Gilbert: Every theatrical performance is a contrivance by its very nature.
Sullivan: Yes, but this piece consists entirely of an artificial and implausible situation.
Gilbert: If you wish to write a Grand Opera about a prostitute, dying of consumption in a garret, I suggest you contact Mr Ibsen in Oslo. I am sure he will be able to furnish you with something suitably dull.
Richard D'Oyly Carte: Well, I don't know about you, but speaking for myself, I could murder a pork chop.
Gilbert's Father: A father should not have to seek permission to visit his own son.
Gilbert: The son shouldn't be expected to be clairvoyant.
John D'Auban, Choregrapher: I haven't laughed so much since my tights caught fire in "Harlequin Meets Itchity Witch and the Snitch."
Fanny Ronalds: Lady Colin is irresistible. She cannot conceive why the Irish are starving when there's lots of good fish in the sea.
Sullivan: She most probably has a point.
Fanny Ronalds: Oh, there's good news from Dublin.
Sullivan: Mm?
Fanny Ronalds: The Churchills are to return to London.
Sullivan: Forgiven, but not forgotten.
Fanny Ronalds: I do hope so. Jenny says Winston is eleven, covered in freckles, and has a total disdain for authority.
Gilbert: A terrible thing has just happened, Grossmith. You've become a cockney.
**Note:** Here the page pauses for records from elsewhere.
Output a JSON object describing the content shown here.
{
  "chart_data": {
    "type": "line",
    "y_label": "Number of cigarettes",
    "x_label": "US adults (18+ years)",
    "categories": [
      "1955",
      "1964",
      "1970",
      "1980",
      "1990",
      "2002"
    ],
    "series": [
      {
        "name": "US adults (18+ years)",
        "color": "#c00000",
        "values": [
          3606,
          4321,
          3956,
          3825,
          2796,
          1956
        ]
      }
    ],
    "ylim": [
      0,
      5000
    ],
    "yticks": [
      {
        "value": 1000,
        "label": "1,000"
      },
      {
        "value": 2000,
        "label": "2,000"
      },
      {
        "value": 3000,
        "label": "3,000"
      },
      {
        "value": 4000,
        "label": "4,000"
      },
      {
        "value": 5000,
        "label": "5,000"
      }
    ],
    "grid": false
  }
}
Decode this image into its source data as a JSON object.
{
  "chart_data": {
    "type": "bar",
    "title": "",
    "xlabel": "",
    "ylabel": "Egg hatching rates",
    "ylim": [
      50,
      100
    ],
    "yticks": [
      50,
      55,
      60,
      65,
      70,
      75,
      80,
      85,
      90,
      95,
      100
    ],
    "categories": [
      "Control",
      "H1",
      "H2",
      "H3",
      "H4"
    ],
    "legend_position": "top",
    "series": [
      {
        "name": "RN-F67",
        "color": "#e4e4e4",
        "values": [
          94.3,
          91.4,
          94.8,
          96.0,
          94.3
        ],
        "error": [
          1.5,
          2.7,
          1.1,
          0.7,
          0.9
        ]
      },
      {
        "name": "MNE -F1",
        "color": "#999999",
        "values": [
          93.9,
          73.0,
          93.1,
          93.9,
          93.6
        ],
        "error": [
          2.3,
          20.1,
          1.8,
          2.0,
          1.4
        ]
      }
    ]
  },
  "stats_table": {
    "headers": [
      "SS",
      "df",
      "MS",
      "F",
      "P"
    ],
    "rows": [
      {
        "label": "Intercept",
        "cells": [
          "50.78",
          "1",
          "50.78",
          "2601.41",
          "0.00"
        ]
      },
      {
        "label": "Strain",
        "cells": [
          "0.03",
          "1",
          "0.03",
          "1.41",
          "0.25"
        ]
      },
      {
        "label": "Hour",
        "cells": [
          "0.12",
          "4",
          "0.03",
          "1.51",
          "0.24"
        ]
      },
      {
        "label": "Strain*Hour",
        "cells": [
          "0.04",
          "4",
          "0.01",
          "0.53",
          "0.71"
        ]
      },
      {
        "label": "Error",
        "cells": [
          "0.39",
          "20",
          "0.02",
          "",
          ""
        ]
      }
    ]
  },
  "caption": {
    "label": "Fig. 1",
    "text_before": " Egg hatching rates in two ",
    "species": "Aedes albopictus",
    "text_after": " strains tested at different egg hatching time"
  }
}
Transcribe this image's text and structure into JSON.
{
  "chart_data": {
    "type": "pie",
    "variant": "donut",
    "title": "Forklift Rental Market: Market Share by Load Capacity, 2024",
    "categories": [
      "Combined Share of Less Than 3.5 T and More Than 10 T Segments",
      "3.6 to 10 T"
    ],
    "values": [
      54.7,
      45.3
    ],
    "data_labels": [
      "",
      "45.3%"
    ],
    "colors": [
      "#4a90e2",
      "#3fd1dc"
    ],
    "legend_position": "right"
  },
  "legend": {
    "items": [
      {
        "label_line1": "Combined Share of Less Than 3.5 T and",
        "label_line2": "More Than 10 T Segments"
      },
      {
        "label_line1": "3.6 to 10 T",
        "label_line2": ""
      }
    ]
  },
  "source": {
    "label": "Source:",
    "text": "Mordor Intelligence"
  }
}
Gilbert: I don't quite know how to take praise. It makes my eye red.
Gilbert: Madam, I had rather spend an afternoon in a Turkish bath with my mother than visit the dratted dentist.
Gilbert: Can we do that line again please, Barrington, and this time try it in English.
Gilbert: I'm sure we shall reap the benefits of your remonstrations in the fullness of time.